Research into just such questions resulted in President George H. Bush honoring her in 1990 with the prestigious Presidential Young Investigator Award from the National Science Foundation. In 1992 she was selected as a Pew Scholar in Conservation and the Environment, an Aldo Leopold Leadership Fellow in 1999, and co-awardee with Stephen H. Schneider in 2002 of the Conservation Achievement Award from National Wildlife Federation, and in 2006 of the Banksia International Award from the Australian Banksia Environmental Foundation. Root was a lead author of the Fourth Assessment Report of the Intergovernmental Panel for Climate Change that in 2007 was co-awarded the Nobel Peace Prize with Vice President Al Gore. In addition she was a lead author for the Third Assessment Report (2001) and a Review Editor for the Fifth Assessment Report (2014). In 2010 she was awarded the Spirit of Defenders Award from Defenders of Wildlife. These awards help validate how Dr. Root's research is helping us to understand complex real-world problems, and her outreach to decision makers and the general public.

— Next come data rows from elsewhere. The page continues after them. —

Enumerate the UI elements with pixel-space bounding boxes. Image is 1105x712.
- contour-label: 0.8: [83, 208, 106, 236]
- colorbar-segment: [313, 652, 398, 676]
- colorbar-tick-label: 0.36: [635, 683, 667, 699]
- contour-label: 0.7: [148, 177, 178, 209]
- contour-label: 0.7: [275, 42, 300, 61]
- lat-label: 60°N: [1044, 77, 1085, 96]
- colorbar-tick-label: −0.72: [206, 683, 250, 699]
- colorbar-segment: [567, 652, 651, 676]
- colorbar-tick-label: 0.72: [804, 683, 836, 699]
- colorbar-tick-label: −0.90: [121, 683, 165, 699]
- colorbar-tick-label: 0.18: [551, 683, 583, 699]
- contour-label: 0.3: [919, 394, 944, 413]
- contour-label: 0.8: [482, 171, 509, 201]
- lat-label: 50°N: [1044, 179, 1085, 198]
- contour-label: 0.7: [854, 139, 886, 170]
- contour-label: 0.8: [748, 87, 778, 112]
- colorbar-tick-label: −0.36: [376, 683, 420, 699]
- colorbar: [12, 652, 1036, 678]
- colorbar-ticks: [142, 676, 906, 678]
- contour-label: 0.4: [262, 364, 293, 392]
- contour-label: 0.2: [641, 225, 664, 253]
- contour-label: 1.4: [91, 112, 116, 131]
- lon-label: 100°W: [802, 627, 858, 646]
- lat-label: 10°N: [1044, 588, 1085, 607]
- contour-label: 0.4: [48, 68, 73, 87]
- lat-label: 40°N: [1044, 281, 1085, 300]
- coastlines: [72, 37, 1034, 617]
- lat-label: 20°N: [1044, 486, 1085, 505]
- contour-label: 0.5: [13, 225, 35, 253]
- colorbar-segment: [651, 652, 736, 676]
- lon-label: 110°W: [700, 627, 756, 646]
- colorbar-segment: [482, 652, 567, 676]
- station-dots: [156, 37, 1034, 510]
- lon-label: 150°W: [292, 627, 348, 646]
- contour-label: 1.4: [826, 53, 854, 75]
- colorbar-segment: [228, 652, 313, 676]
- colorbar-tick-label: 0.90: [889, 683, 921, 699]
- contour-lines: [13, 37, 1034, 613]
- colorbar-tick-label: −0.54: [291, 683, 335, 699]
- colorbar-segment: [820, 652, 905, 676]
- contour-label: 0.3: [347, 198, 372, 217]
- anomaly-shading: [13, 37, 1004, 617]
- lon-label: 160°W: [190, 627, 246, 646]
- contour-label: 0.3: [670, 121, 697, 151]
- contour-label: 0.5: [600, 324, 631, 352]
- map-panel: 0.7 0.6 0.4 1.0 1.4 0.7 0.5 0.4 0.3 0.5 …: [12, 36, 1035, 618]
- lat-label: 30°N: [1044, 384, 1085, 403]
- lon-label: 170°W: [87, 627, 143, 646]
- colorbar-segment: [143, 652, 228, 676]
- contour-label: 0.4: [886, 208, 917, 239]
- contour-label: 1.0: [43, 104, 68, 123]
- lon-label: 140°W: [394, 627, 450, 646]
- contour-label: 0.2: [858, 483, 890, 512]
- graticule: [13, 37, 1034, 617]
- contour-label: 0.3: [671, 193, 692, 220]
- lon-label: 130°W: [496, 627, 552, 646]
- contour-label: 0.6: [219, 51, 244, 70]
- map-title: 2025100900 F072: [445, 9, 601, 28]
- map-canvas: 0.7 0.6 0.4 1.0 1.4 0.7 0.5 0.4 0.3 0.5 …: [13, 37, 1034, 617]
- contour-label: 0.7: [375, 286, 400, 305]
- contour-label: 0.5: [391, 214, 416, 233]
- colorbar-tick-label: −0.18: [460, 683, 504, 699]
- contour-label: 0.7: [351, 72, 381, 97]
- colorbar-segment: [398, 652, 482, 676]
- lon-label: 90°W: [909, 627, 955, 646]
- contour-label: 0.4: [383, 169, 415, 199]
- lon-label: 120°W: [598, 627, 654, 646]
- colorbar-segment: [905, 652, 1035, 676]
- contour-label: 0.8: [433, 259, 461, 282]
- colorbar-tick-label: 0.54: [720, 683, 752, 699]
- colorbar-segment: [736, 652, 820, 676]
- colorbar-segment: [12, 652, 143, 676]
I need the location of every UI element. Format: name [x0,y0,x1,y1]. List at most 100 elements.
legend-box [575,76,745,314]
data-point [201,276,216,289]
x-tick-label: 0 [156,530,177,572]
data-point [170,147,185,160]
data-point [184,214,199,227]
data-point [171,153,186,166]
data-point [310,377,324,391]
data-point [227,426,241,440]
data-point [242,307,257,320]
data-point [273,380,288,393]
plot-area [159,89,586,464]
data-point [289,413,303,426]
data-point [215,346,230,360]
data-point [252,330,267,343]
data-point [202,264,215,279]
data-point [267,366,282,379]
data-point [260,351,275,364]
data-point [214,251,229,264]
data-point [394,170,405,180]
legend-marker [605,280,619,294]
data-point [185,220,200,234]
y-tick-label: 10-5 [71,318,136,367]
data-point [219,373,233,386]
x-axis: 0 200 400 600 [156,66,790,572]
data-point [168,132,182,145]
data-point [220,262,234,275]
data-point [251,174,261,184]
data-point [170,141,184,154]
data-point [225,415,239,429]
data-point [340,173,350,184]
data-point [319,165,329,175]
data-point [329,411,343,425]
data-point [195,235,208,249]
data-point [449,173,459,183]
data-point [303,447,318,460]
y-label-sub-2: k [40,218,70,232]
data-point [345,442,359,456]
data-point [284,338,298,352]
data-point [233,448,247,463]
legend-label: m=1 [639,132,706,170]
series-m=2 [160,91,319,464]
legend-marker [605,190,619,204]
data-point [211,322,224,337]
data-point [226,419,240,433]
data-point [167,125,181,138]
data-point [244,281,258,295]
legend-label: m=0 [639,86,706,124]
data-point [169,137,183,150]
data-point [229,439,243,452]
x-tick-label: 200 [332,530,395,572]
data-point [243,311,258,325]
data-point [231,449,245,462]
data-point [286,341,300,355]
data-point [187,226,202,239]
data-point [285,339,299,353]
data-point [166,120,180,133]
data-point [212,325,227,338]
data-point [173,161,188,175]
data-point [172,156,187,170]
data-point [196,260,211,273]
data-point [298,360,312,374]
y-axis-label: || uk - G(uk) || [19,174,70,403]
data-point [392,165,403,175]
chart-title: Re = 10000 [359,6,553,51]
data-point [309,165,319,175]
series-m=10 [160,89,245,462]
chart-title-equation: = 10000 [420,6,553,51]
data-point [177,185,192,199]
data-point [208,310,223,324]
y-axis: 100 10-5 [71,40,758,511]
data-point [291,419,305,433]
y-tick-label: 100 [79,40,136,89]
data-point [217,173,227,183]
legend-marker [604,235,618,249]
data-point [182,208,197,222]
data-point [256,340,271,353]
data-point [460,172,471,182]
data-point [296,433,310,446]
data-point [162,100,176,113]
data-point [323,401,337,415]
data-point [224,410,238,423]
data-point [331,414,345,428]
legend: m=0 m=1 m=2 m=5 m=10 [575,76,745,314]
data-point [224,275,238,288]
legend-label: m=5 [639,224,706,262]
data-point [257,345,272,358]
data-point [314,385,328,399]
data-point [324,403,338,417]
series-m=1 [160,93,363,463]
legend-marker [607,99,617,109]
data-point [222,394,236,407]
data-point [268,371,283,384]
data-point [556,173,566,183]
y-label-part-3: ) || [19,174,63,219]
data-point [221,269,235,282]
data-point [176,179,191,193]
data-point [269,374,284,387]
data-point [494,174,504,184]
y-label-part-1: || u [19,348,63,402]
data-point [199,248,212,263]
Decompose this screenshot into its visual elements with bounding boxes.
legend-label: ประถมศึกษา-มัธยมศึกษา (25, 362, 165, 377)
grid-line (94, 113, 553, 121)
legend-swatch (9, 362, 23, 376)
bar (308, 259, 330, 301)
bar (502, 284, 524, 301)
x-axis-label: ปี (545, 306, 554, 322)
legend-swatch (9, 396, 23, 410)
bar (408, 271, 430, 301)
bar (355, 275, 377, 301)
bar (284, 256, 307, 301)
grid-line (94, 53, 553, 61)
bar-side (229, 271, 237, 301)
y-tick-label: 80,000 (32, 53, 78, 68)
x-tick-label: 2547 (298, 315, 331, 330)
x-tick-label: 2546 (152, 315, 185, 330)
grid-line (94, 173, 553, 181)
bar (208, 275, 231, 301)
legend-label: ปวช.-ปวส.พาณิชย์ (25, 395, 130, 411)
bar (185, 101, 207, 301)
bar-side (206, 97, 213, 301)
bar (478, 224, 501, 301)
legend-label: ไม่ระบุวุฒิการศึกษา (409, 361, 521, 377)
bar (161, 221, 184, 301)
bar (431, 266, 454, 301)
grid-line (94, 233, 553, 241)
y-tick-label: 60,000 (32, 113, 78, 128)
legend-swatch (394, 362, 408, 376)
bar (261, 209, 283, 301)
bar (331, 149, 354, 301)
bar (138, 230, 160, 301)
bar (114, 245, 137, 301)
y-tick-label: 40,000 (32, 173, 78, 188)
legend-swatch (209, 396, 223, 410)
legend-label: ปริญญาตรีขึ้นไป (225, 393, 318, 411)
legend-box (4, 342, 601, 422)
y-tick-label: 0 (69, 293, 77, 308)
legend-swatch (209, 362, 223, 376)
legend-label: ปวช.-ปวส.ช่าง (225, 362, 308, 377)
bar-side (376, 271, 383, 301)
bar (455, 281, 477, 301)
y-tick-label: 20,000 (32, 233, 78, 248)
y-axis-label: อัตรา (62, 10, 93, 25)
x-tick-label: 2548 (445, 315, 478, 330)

Dr. Root earned her Bachelors’ degree in Mathematics and Statistics at the University of New Mexico in 1975, after which she worked as a scientific programmer on NASA’s Voyager Project. Returning to school, she obtained her Master’s degree in Biology at the University of Colorado in 1982 and her Ph.D. in Biology from Princeton University in 1987. She was on the faculty at The University of Michigan in the School of Natural Resources and Environment from 1987 to 2001, and at Stanford’s Woods Institute for the Environment from 2001 to 2015.